A operação e o ex-juiz Sergio Moro estão sob ataque intenso nas últimas semanas, desde que Ricardo Lewandowski permitiu o acesso da defesa do petista às mensagens da Vaza Jato - e, num gesto incomum ao ministro, tornou público esse processo. Essa postura aumentou substancialmente o desgaste de Moro e dos procuradores.

Com Lula sem risco de voltar à cadeia e elegível em 2022, Fachin e alguns dos defensores da Lava Jato esperam que o julgamento da suspeição de Moro não transcorra mais - ou que, no mínimo, esse julgamento aconteça sob menor pressão política. Faltou combinar com o ministro Gilmar Mendes, que prossegue com apetite e apoio político para destruir o ex-juiz e a Lava Jato.

É altamente provável que Gilmar e Kassio formem maioria na Segunda Turma do tribunal em favor da suspeição do ex-juiz. Permanecem, porém, incertas as consequências desse entendimento, caso ele seja, de fato, estabelecido.

Uma decisão heterodoxa

Se estrategicamente o movimento de Fachin é de alto risco, juridicamente a decisão vai contra o próprio entendimento do ministro sobre uma questão há muito superada no Supremo: o alcance da competência (atribuição) da Justiça Federal do Paraná nos casos da Lava Jato. Os ministros debateram esse tema extensamente em setembro de 2015.

Como Fachin reconheceu na decisão, o Supremo já assentou há anos que cabe à Justiça Federal do Paraná o julgamento dos casos de corrupção na Petrobras. Tanto que suspeitas envolvendo Lula e não relacionadas à Petrobras foram remetidas pelo Supremo à Justiça Federal de São Paulo.

Para firmar seu novo entendimento, Fachin precisou entrar no mérito das acusações do Ministério Público e dos crimes imputados a Lula. Os procuradores haviam acusado o ex-presidente de ser o chefe da organização criminosa que saqueou a Petrobras.

Essa acusação a Lula é central nas quatro investigações anuladas por Fachin. É dela que advêm as imputações de corrupção passiva ao ex-presidente. Foi por meio do controle político sobre a Petrobras, argumentam os procuradores nos quatro casos, que o megaesquema de corrupção existiu. Sem esse controle e as ordens para aparelhar a Petrobras, não se configura o crime de corrupção passiva ao petista.

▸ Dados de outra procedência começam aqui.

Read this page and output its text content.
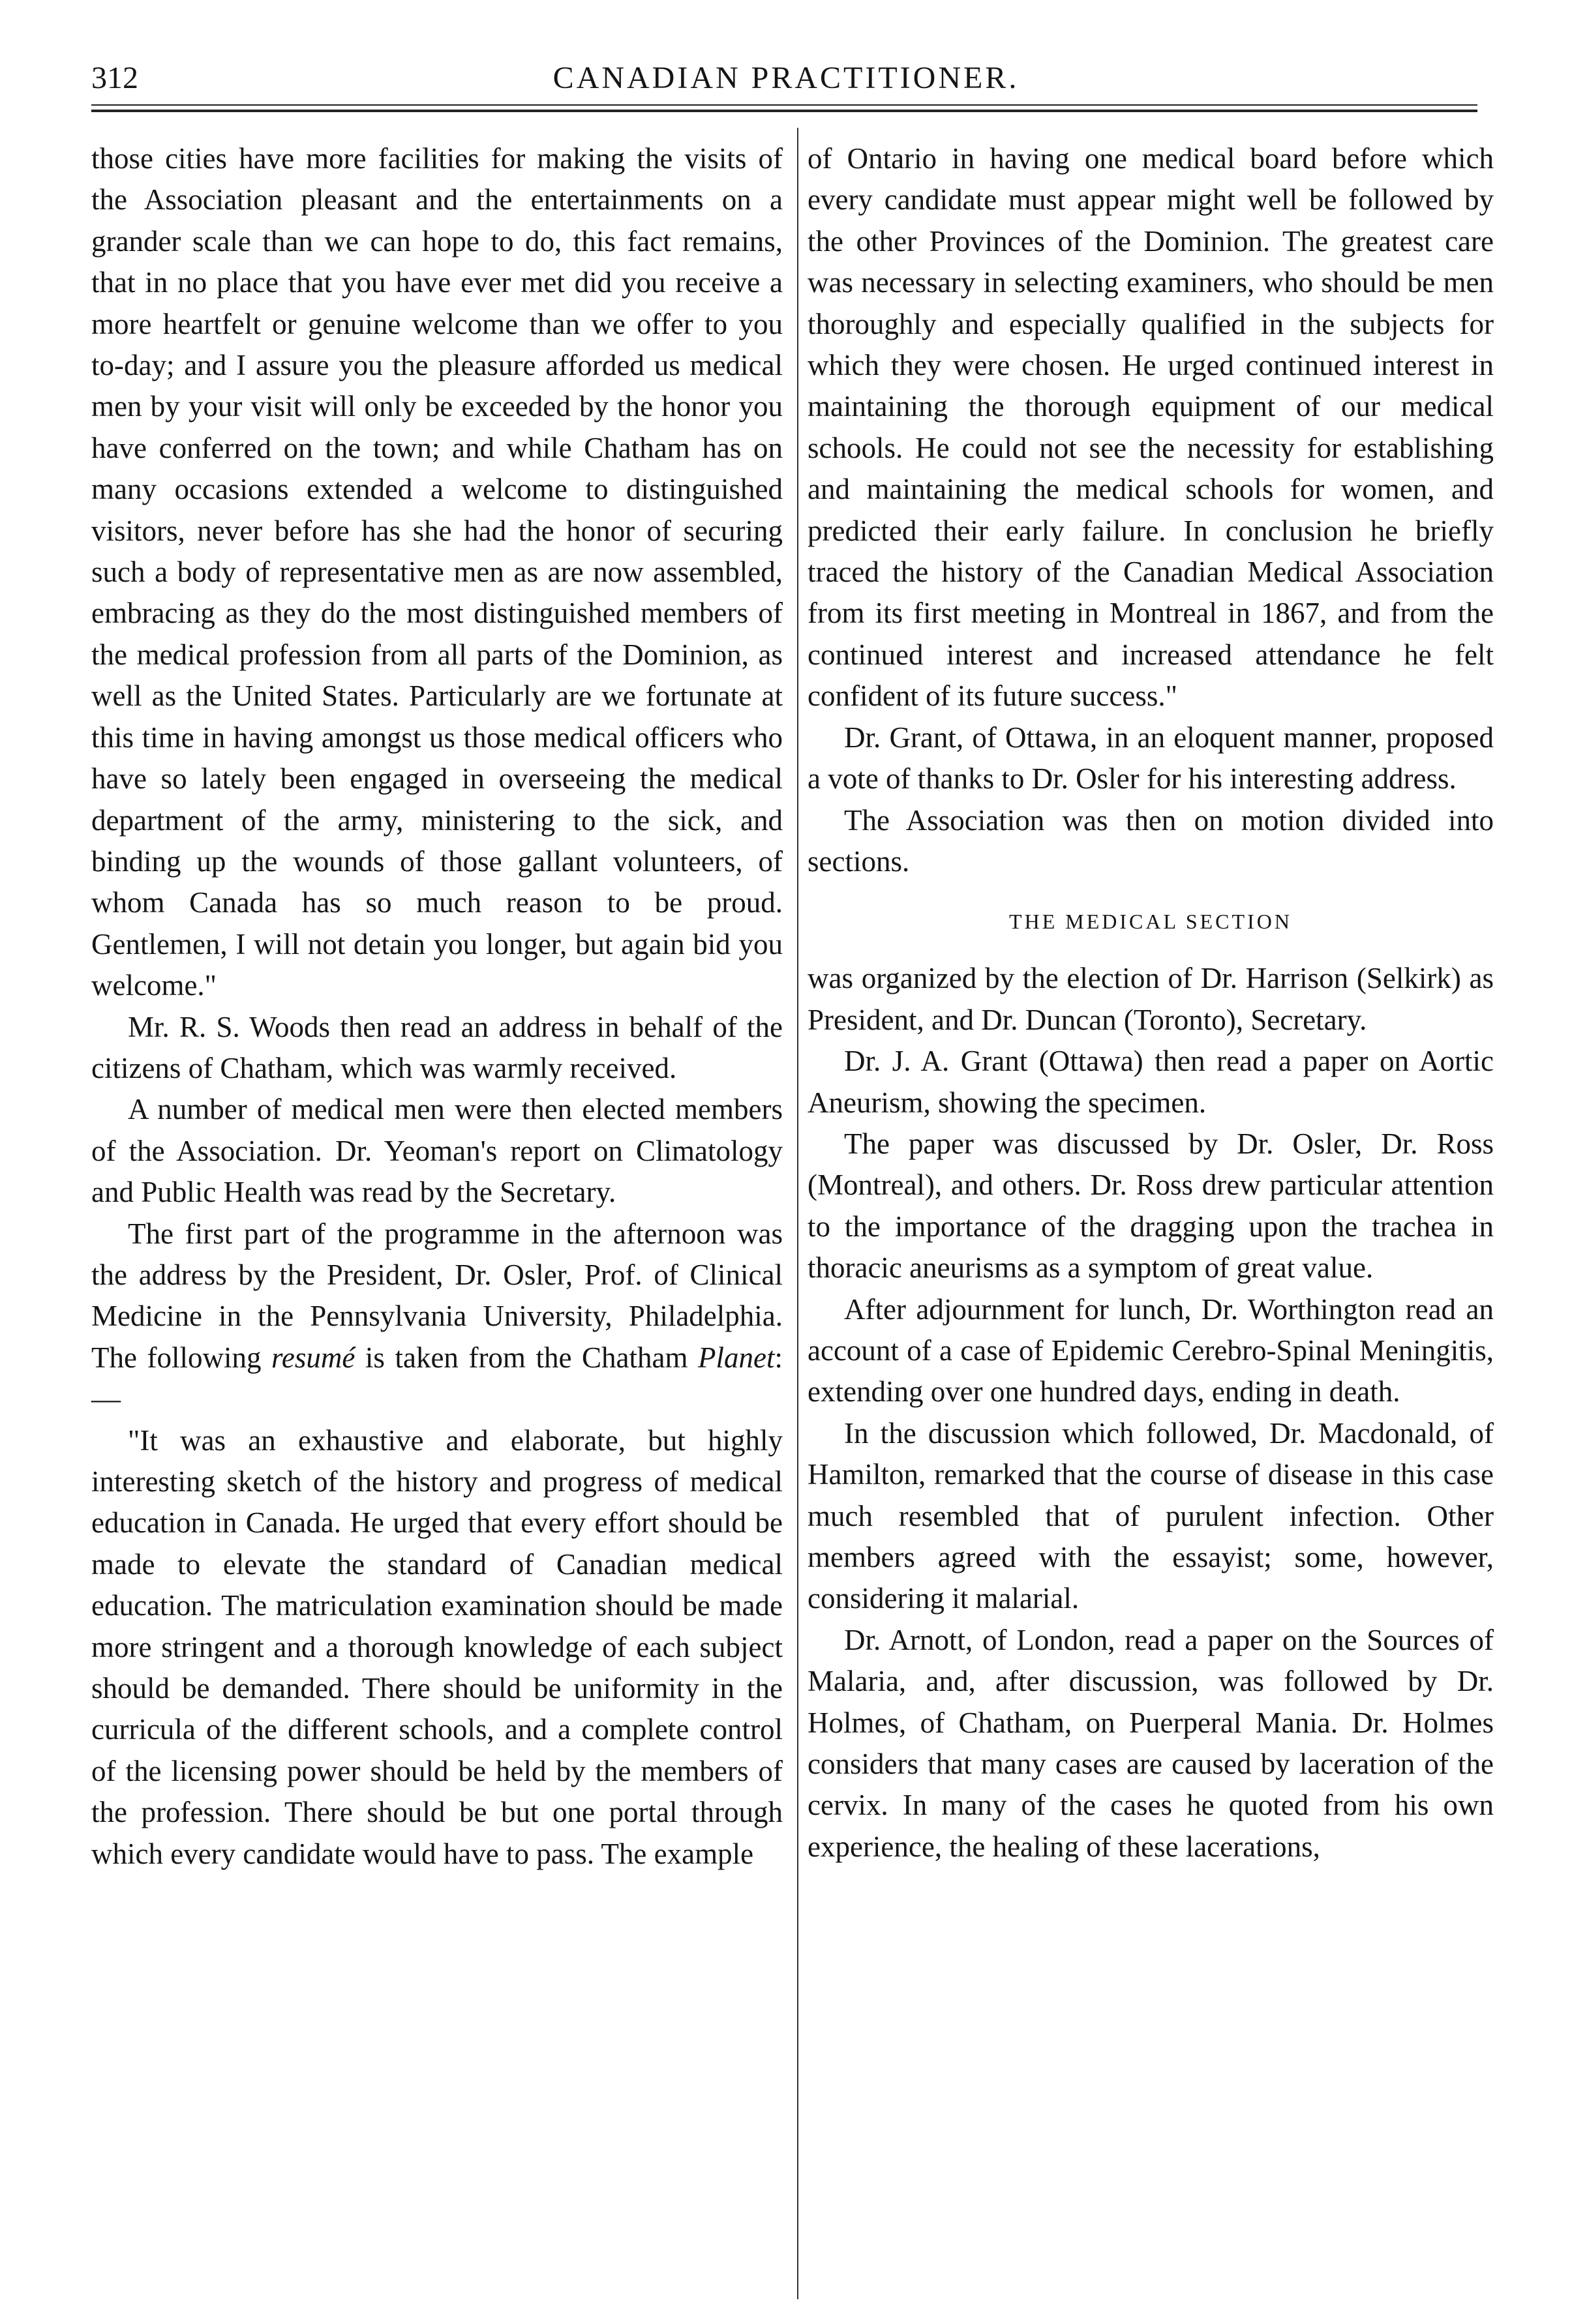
312	CANADIAN PRACTITIONER.

those cities have more facilities for making the visits of the Association pleasant and the entertainments on a grander scale than we can hope to do, this fact remains, that in no place that you have ever met did you receive a more heartfelt or genuine welcome than we offer to you to-day; and I assure you the pleasure afforded us medical men by your visit will only be exceeded by the honor you have conferred on the town; and while Chatham has on many occasions extended a welcome to distinguished visitors, never before has she had the honor of securing such a body of representative men as are now assembled, embracing as they do the most distinguished members of the medical profession from all parts of the Dominion, as well as the United States. Particularly are we fortunate at this time in having amongst us those medical officers who have so lately been engaged in overseeing the medical department of the army, ministering to the sick, and binding up the wounds of those gallant volunteers, of whom Canada has so much reason to be proud. Gentlemen, I will not detain you longer, but again bid you welcome."

Mr. R. S. Woods then read an address in behalf of the citizens of Chatham, which was warmly received.

A number of medical men were then elected members of the Association. Dr. Yeoman's report on Climatology and Public Health was read by the Secretary.

The first part of the programme in the afternoon was the address by the President, Dr. Osler, Prof. of Clinical Medicine in the Pennsylvania University, Philadelphia. The following resumé is taken from the Chatham Planet:—

"It was an exhaustive and elaborate, but highly interesting sketch of the history and progress of medical education in Canada. He urged that every effort should be made to elevate the standard of Canadian medical education. The matriculation examination should be made more stringent and a thorough knowledge of each subject should be demanded. There should be uniformity in the curricula of the different schools, and a complete control of the licensing power should be held by the members of the profession. There should be but one portal through which every candidate would have to pass. The example

of Ontario in having one medical board before which every candidate must appear might well be followed by the other Provinces of the Dominion. The greatest care was necessary in selecting examiners, who should be men thoroughly and especially qualified in the subjects for which they were chosen. He urged continued interest in maintaining the thorough equipment of our medical schools. He could not see the necessity for establishing and maintaining the medical schools for women, and predicted their early failure. In conclusion he briefly traced the history of the Canadian Medical Association from its first meeting in Montreal in 1867, and from the continued interest and increased attendance he felt confident of its future success."

Dr. Grant, of Ottawa, in an eloquent manner, proposed a vote of thanks to Dr. Osler for his interesting address.

The Association was then on motion divided into sections.

THE MEDICAL SECTION

was organized by the election of Dr. Harrison (Selkirk) as President, and Dr. Duncan (Toronto), Secretary.

Dr. J. A. Grant (Ottawa) then read a paper on Aortic Aneurism, showing the specimen.

The paper was discussed by Dr. Osler, Dr. Ross (Montreal), and others. Dr. Ross drew particular attention to the importance of the dragging upon the trachea in thoracic aneurisms as a symptom of great value.

After adjournment for lunch, Dr. Worthington read an account of a case of Epidemic Cerebro-Spinal Meningitis, extending over one hundred days, ending in death.

In the discussion which followed, Dr. Macdonald, of Hamilton, remarked that the course of disease in this case much resembled that of purulent infection. Other members agreed with the essayist; some, however, considering it malarial.

Dr. Arnott, of London, read a paper on the Sources of Malaria, and, after discussion, was followed by Dr. Holmes, of Chatham, on Puerperal Mania. Dr. Holmes considers that many cases are caused by laceration of the cervix. In many of the cases he quoted from his own experience, the healing of these lacerations,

Esse raciocínio e as provas reunidas em anos de investigação permeiam todos os casos. Eles envolvem o recebimento de vantagens indevidas de Lula por meio de imóveis (dois apartamentos, um sítio e um terreno) e dinheiro ao Instituto Lula - propina que veio, sobretudo, da Odebrecht e da OAS.

Em sua decisão, Fachin afirma que o caso do triplex da OAS, objeto do habeas corpus, não guarda relação apenas com crimes na Petrobras - envolveria o controle de outras estatais. O ministro amplia esse entendimento a três casos de Lula que não eram objeto do pedido da defesa.

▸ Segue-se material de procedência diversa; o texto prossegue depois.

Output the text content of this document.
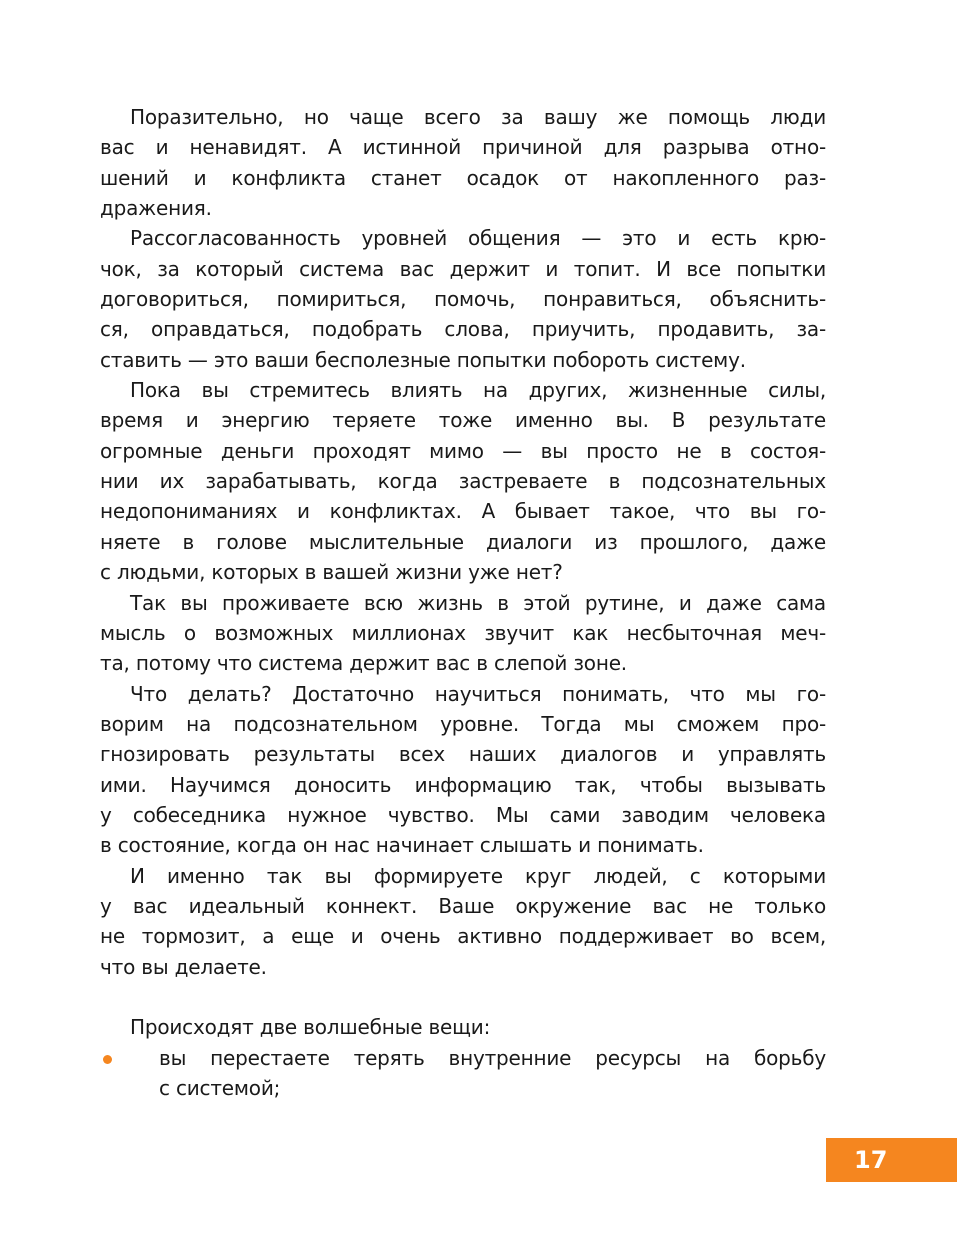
Поразительно, но чаще всего за вашу же помощь люди
вас и ненавидят. А истинной причиной для разрыва отно-
шений и конфликта станет осадок от накопленного раз-
дражения.
Рассогласованность уровней общения — это и есть крю-
чок, за который система вас держит и топит. И все попытки
договориться, помириться, помочь, понравиться, объяснить-
ся, оправдаться, подобрать слова, приучить, продавить, за-
ставить — это ваши бесполезные попытки побороть систему.
Пока вы стремитесь влиять на других, жизненные силы,
время и энергию теряете тоже именно вы. В результате
огромные деньги проходят мимо — вы просто не в состоя-
нии их зарабатывать, когда застреваете в подсознательных
недопониманиях и конфликтах. А бывает такое, что вы го-
няете в голове мыслительные диалоги из прошлого, даже
с людьми, которых в вашей жизни уже нет?
Так вы проживаете всю жизнь в этой рутине, и даже сама
мысль о возможных миллионах звучит как несбыточная меч-
та, потому что система держит вас в слепой зоне.
Что делать? Достаточно научиться понимать, что мы го-
ворим на подсознательном уровне. Тогда мы сможем про-
гнозировать результаты всех наших диалогов и управлять
ими. Научимся доносить информацию так, чтобы вызывать
у собеседника нужное чувство. Мы сами заводим человека
в состояние, когда он нас начинает слышать и понимать.
И именно так вы формируете круг людей, с которыми
у вас идеальный коннект. Ваше окружение вас не только
не тормозит, а еще и очень активно поддерживает во всем,
что вы делаете.
Происходят две волшебные вещи:
вы перестаете терять внутренние ресурсы на борьбу
с системой;
17
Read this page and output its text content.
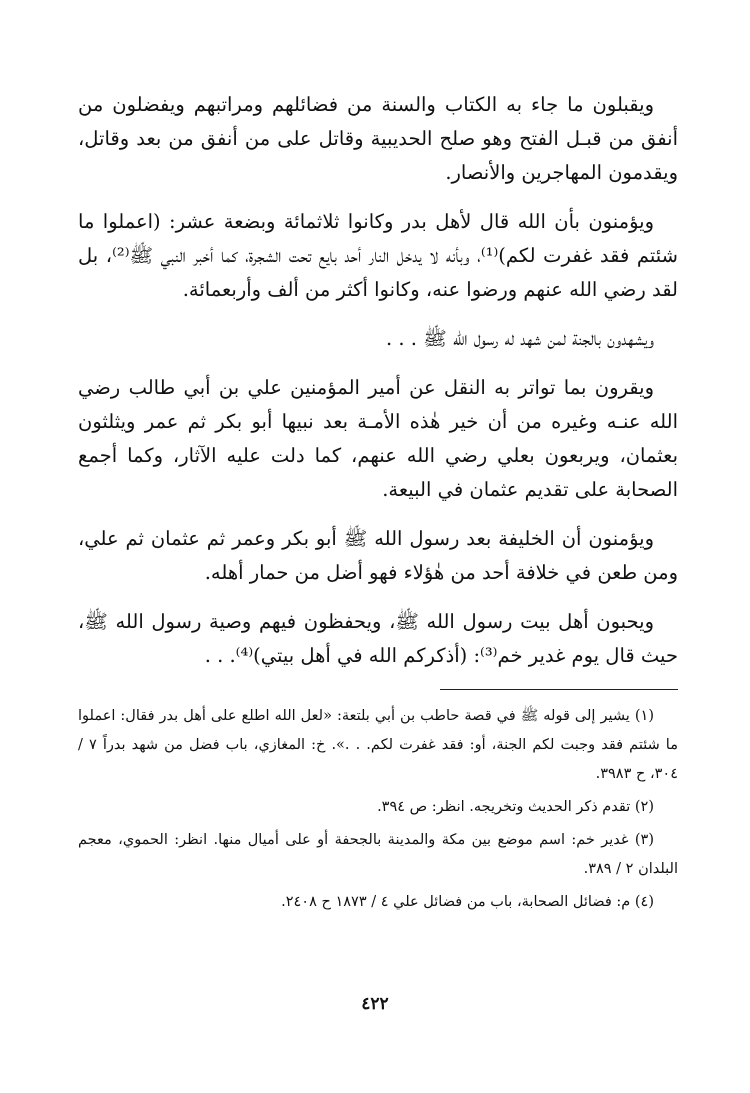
ويقبلون ما جاء به الكتاب والسنة من فضائلهم ومراتبهم ويفضلون من أنفق من قبـل الفتح وهو صلح الحديبية وقاتل على من أنفق من بعد وقاتل، ويقدمون المهاجرين والأنصار.

ويؤمنون بأن الله قال لأهل بدر وكانوا ثلاثمائة وبضعة عشر: (اعملوا ما شئتم فقد غفرت لكم)⁽¹⁾، وبأنه لا يدخل النار أحد بايع تحت الشجرة، كما أخبر النبي ﷺ⁽²⁾، بل لقد رضي الله عنهم ورضوا عنه، وكانوا أكثر من ألف وأربعمائة.

ويشهدون بالجنة لمن شهد له رسول الله ﷺ . . .

ويقرون بما تواتر به النقل عن أمير المؤمنين علي بن أبي طالب رضي الله عنـه وغيره من أن خير هٰذه الأمـة بعد نبيها أبو بكر ثم عمر ويثلثون بعثمان، ويربعون بعلي رضي الله عنهم، كما دلت عليه الآثار، وكما أجمع الصحابة على تقديم عثمان في البيعة.

ويؤمنون أن الخليفة بعد رسول الله ﷺ أبو بكر وعمر ثم عثمان ثم علي، ومن طعن في خلافة أحد من هٰؤلاء فهو أضل من حمار أهله.

ويحبون أهل بيت رسول الله ﷺ، ويحفظون فيهم وصية رسول الله ﷺ، حيث قال يوم غدير خم⁽³⁾: (أذكركم الله في أهل بيتي)⁽⁴⁾. . .

(١) يشير إلى قوله ﷺ في قصة حاطب بن أبي بلتعة: «لعل الله اطلع على أهل بدر فقال: اعملوا ما شئتم فقد وجبت لكم الجنة، أو: فقد غفرت لكم. . .». خ: المغازي، باب فضل من شهد بدراً ٧ / ٣٠٤، ح ٣٩٨٣.

(٢) تقدم ذكر الحديث وتخريجه. انظر: ص ٣٩٤.

(٣) غدير خم: اسم موضع بين مكة والمدينة بالجحفة أو على أميال منها. انظر: الحموي، معجم البلدان ٢ / ٣٨٩.

(٤) م: فضائل الصحابة، باب من فضائل علي ٤ / ١٨٧٣ ح ٢٤٠٨.

٤٢٢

O problema, contudo, é que essa avaliação de Fachin atropela as acusações do MP e as próprias sentenças condenatórias em dois desses processos. O despacho do ministro acaba por fortalecer a defesa de Lula. Num trecho, Fachin chega a afirmar que o caso do triplex não envolve qualquer contrato específico da OAS com a Petrobras - diz o mesmo sobre a Odebrecht. Ao afastar a competência da Justiça Federal do Paraná, Fachin afasta também, ainda de que modo inadvertido, a tese central da acusação.

Para fortalecer sua posição perante os colegas, o ministro cita longamente decisões de Gilmar Mendes, Dias Toffoli e Ricardo Lewandowski - os maiores adversários da Lava Jato no Supremo.

Fachin, ao anular todos os atos desses quatro processos, incluindo as denúncias, despachou o que sobrou deles à Justiça Federal do Distrito Federal. Ainda é incerto se as provas colhidas no decorrer de anos ainda terão validade. A defesa de Lula provavelmente argumentará que não. Outras defesas farão o mesmo, talvez com sucesso.

É difícil vislumbrar novas condenações do petista na Justiça Federal de Brasília. A segunda instância passa a ser o Tribunal Regional Federal da Primeira Região. Ali, ao contrário do TRF da Quarta Região, onde as sentenças condenatórias de Moro foram confirmadas, predomina uma visão hostil à Lava Jato.